The bottom line is that it turns complex dashboard navigation into simple, actionable conversations with your AI client.

1. First, subscribe to this MCP on Vinkius and provide your Datadog API Key and Application Key.
2. Your AI client authenticates with the keys, establishing a secure connection to your live monitoring data.
3. You then ask conversational questions—like 'What was the average CPU usage for the staging environment last week?'—and receive real-time answers from the platform.

## Frequently Asked Questions

**What's the difference between Datadog API Key and Application Key?**
The **API Key** authenticates your requests to the Datadog platform and is required for all endpoints. The **Application Key** is an additional layer of authorization that controls what actions your integration can perform. Both are generated in Organization Settings > API and Application Keys. Most Datadog API endpoints require both keys.
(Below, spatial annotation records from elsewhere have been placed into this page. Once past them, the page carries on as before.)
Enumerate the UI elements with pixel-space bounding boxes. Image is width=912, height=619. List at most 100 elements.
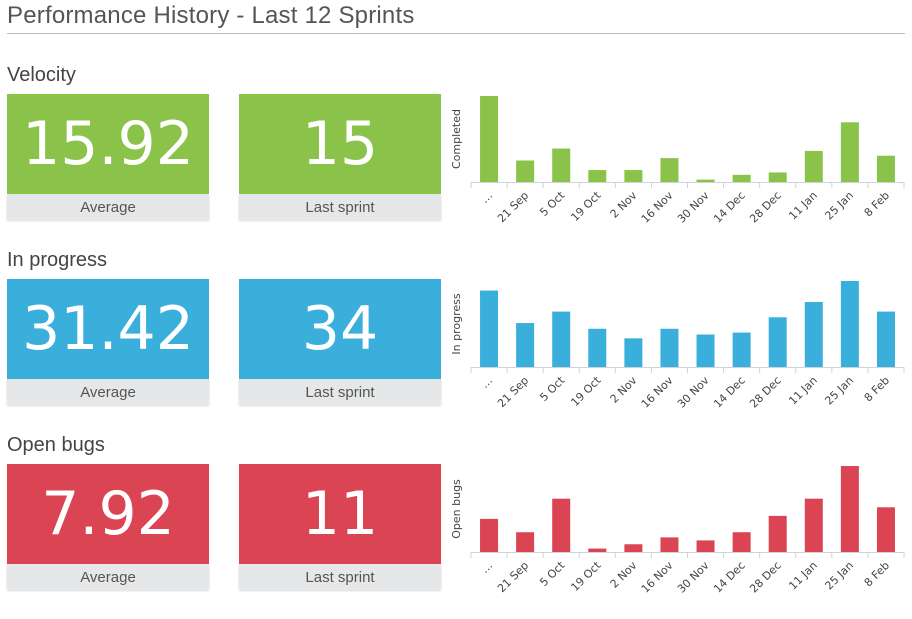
x-tick-label: 11 Jan (786, 189, 820, 223)
x-tick-label: 11 Jan (786, 374, 820, 408)
x-tick-label: … (478, 374, 495, 391)
x-tick-label: 28 Dec (747, 559, 784, 596)
x-tick-label: 14 Dec (711, 374, 748, 411)
x-tick-label: 25 Jan (822, 559, 856, 593)
velocity-bar-chart: Completed … 21 Sep 5 Oct 19 Oct 2 Nov 16 Nov 30… (450, 96, 905, 226)
bar (768, 317, 787, 367)
x-tick-label: 21 Sep (495, 374, 531, 410)
bar (480, 518, 499, 552)
bar (624, 544, 643, 552)
x-tick-label: 21 Sep (495, 559, 531, 595)
bar (804, 150, 823, 182)
x-tick-label: 25 Jan (822, 374, 856, 408)
x-tick-label: 2 Nov (608, 189, 640, 221)
x-tick-label: 16 Nov (639, 559, 676, 596)
bar (480, 96, 499, 182)
tile-label: Last sprint (239, 564, 441, 590)
tile-label: Average (7, 194, 209, 220)
tile-value: 15 (239, 94, 441, 194)
x-tick-label: 30 Nov (675, 189, 712, 226)
bar (876, 155, 895, 182)
tile-label: Average (7, 564, 209, 590)
bar (624, 338, 643, 367)
tile-label: Last sprint (239, 379, 441, 405)
velocity-last-sprint-tile: 15 Last sprint (239, 94, 441, 220)
bar (588, 170, 607, 182)
x-tick-label: 2 Nov (608, 374, 640, 406)
bar (840, 281, 859, 367)
bar (732, 532, 751, 552)
bar (804, 302, 823, 367)
bar (876, 507, 895, 552)
in-progress-last-sprint-tile: 34 Last sprint (239, 279, 441, 405)
title-divider (7, 33, 905, 34)
bar (660, 328, 679, 367)
bar (516, 532, 535, 552)
x-tick-label: 16 Nov (639, 374, 676, 411)
x-tick-label: 5 Oct (537, 373, 568, 404)
x-tick-label: 14 Dec (711, 189, 748, 226)
bar (552, 498, 571, 552)
bar (552, 311, 571, 367)
x-tick-label: … (478, 559, 495, 576)
tile-value: 34 (239, 279, 441, 379)
x-tick-label: 21 Sep (495, 189, 531, 225)
x-tick-label: 16 Nov (639, 189, 676, 226)
page-title: Performance History - Last 12 Sprints (7, 2, 415, 29)
open-bugs-section: Open bugs 7.92 Average 11 Last sprint Op… (0, 434, 912, 619)
open-bugs-bar-chart: Open bugs … 21 Sep 5 Oct 19 Oct 2 Nov 16 Nov 30… (450, 466, 905, 596)
bar (732, 174, 751, 182)
bar (624, 170, 643, 182)
section-title-velocity: Velocity (7, 64, 76, 86)
open-bugs-average-tile: 7.92 Average (7, 464, 209, 590)
x-tick-label: 2 Nov (608, 559, 640, 591)
bar (732, 332, 751, 367)
bar (480, 290, 499, 367)
bar (840, 466, 859, 552)
tile-value: 7.92 (7, 464, 209, 564)
x-tick-label: 19 Oct (568, 373, 603, 408)
section-title-in-progress: In progress (7, 249, 108, 271)
bar (768, 172, 787, 182)
in-progress-average-tile: 31.42 Average (7, 279, 209, 405)
x-tick-label: 5 Oct (537, 188, 568, 219)
x-tick-label: … (478, 189, 495, 206)
x-tick-label: 8 Feb (862, 374, 892, 404)
tile-label: Average (7, 379, 209, 405)
x-tick-label: 28 Dec (747, 374, 784, 411)
bar (876, 311, 895, 367)
bar (552, 148, 571, 182)
bar (768, 515, 787, 552)
tile-label: Last sprint (239, 194, 441, 220)
y-axis-title: Completed (450, 109, 463, 169)
x-tick-label: 14 Dec (711, 559, 748, 596)
x-tick-label: 28 Dec (747, 189, 784, 226)
bar (660, 537, 679, 552)
tile-value: 15.92 (7, 94, 209, 194)
x-tick-label: 8 Feb (862, 559, 892, 589)
bar (804, 498, 823, 552)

**Can I mute a monitor during a maintenance window?**
Yes! Use the `mute_monitor` action with the monitor ID. You can optionally set an `end` timestamp (ISO 8601) for the mute to automatically expire, or specify a `scope` to mute only certain sub-alerts (e.g. 'env:staging'). Use `unmute_monitor` to re-enable notifications.

**What query syntax does the metrics endpoint use?**
Datadog uses a specific query format: `[function]:[metric]{[tags]}`. For example: `avg:system.cpu.user{host:web01}` returns the average CPU user time for host web01. Common functions include `avg`, `sum`, `max`, `min`, `count`. Time windows are specified in the query as `avg(last_5m):...` or passed as `from`/`to` Unix timestamps to the tool.